Hide (LessWrong, published 2026-05-02) argues median primary care physicians (PCPs) are ‘broadly, grossly incompetent’ and lists empirical failures: ~50% of rare-disease patients received at least one incorrect diagnosis and ~66% needed visits to ≥3 doctors; 30% waited >5 years for a correct diagnosis; a pediatric rare-disease survey found 38% saw ≥6 doctors and 27% had an initial wrong diagnosis.

Key details

  • Physical exam performance cited: heart murmur detection sensitivity ~30–40%, lung “crackles” detection 19–67%, abdominal haemorrhage sensitivity ~30–40%; inter-rater kappa values for many exams fall in 0.18–0.45 (close to chance), leading Hide to claim removing physical exams would not reduce diagnostic accuracy.

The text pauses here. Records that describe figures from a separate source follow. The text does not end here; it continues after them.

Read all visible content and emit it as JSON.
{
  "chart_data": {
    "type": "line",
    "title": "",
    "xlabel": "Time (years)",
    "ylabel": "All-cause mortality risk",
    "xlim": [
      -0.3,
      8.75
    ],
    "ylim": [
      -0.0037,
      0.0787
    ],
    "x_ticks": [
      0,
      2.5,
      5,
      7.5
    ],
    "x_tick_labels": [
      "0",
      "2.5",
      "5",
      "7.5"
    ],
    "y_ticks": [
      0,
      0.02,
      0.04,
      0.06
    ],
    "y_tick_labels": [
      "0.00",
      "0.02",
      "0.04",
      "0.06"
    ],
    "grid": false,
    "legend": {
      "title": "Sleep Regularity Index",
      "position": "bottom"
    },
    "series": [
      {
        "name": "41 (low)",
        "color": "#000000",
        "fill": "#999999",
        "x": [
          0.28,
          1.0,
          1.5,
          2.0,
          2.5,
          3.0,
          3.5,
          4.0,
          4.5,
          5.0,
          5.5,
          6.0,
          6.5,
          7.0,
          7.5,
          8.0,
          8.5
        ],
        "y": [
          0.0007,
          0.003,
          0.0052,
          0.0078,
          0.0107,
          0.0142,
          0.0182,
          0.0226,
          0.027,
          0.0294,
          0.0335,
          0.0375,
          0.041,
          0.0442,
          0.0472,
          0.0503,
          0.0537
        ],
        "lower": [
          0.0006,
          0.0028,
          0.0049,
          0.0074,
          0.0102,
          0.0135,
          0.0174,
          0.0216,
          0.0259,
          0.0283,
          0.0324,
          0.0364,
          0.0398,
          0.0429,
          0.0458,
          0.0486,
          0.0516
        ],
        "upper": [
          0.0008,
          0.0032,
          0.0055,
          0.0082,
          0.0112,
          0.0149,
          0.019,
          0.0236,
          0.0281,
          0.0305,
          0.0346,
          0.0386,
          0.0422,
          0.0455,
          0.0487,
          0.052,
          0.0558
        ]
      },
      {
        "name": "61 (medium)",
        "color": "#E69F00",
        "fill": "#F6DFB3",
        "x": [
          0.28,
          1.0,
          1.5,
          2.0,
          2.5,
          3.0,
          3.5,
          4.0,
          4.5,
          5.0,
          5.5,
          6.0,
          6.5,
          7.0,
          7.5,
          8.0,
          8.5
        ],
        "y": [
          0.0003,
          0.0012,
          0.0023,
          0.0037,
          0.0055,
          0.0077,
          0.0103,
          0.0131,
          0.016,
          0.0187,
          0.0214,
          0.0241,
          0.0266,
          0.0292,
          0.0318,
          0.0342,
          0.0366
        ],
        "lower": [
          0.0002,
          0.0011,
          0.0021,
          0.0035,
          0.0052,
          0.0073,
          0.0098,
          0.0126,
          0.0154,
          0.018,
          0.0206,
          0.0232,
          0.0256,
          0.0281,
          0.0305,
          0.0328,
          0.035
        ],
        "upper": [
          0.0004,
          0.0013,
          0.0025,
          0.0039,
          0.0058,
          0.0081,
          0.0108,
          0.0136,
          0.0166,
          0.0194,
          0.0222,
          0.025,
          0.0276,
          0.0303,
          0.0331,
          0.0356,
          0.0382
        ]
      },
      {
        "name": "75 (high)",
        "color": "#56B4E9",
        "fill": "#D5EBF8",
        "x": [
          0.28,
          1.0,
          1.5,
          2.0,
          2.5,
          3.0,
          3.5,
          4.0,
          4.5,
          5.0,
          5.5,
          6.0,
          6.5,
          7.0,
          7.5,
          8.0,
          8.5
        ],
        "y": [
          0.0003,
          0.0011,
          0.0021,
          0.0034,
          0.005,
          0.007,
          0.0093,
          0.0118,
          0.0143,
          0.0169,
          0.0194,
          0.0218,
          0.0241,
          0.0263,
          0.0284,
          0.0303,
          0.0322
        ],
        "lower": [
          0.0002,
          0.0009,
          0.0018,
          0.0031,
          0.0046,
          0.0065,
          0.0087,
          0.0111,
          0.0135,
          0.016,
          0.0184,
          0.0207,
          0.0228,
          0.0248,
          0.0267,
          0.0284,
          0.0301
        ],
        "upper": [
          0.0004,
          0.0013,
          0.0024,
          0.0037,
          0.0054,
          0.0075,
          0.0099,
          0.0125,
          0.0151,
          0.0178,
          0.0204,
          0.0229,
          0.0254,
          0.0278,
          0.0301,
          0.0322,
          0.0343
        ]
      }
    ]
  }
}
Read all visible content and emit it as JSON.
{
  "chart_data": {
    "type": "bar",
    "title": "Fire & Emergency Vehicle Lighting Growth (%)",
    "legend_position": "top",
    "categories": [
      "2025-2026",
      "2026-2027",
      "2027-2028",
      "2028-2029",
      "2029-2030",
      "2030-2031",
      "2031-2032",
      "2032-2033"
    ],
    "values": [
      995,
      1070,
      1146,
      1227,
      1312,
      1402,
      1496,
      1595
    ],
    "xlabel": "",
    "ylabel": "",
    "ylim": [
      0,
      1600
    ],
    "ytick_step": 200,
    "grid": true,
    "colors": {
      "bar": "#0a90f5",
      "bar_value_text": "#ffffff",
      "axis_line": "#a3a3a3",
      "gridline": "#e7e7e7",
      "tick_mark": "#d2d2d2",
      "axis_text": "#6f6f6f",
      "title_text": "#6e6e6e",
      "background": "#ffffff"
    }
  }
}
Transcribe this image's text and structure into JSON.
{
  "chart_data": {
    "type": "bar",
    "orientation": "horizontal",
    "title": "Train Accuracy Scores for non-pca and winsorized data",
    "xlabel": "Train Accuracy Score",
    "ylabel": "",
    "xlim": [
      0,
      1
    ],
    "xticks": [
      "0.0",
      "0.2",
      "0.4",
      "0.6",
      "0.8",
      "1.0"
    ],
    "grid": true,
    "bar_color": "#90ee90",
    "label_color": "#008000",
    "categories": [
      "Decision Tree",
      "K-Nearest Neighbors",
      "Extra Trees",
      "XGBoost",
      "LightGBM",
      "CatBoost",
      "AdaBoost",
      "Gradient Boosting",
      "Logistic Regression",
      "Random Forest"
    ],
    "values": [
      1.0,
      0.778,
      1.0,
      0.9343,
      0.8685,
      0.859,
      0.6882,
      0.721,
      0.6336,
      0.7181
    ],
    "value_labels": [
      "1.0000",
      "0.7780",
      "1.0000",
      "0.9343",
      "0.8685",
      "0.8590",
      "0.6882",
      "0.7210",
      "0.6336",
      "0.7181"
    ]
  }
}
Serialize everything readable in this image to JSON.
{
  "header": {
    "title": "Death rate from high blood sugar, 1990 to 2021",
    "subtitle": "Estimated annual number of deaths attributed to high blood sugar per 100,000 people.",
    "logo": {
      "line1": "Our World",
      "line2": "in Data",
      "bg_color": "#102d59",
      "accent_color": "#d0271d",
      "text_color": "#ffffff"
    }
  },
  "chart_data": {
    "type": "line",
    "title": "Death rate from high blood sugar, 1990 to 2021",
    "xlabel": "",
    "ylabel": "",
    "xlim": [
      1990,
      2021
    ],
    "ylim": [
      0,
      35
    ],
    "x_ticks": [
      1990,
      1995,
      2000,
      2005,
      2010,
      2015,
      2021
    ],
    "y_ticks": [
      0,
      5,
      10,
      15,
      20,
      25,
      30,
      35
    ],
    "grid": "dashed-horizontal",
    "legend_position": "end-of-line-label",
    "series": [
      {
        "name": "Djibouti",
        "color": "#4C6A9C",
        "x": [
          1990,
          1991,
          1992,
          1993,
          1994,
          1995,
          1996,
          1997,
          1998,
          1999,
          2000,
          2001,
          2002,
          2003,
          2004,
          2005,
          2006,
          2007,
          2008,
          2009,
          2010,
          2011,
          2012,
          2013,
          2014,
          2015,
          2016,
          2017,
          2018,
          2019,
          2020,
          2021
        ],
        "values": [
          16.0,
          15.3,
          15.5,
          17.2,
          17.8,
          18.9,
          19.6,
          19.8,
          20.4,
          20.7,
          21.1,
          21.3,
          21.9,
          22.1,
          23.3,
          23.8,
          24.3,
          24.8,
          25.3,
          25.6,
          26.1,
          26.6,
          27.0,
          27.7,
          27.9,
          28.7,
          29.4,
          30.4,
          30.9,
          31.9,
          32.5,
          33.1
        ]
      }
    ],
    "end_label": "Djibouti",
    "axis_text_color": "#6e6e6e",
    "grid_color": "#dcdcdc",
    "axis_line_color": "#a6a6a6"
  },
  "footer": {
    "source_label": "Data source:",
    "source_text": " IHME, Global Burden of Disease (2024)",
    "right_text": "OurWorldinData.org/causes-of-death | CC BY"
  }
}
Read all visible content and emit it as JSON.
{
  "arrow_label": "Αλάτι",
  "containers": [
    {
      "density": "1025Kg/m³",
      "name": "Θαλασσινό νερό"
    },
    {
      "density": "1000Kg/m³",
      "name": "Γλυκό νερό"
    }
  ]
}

  • Communication and empathy failures: a 1984 study found physicians interrupt patients after ~18 seconds; a 2019 replication found interruption after ~11 seconds; surveys report >50% of US patients say symptoms were ignored or dismissed and physicians overrate their own empathy (inverse correlation with patient ratings).
  • Hide claims clinician performance decays with experience: review of 62 studies shows >50% found decline with experience; cites a 2025 pulmonary/critical care fellows study where fellows scored worse than medical students on foundational pulmonary physiology. Average US PCP age is ~48, residency ends ~30 — implying ~20 years of post-training decline.
  • Hide argues LLMs and CDSS already match or exceed PCPs: GPT‑4 is said to outperform median PCPs on metrics and LLMs exceed GPT‑4 on biomedical benchmarks; realtime LLM systems can transcribe visits and give diagnostic prompts, making much PCP triage delegable to software and automations (Zapier-style) for referrals.
  • Policy proposal: massively lower barriers to entry — e.g., ~10X more PCPs, compress training toward ~1 year for the practical screening/referral role, accept lower incomes and more supply to reduce wait times and improve access; acknowledges cultural/political resistance due to doctors’ societal status.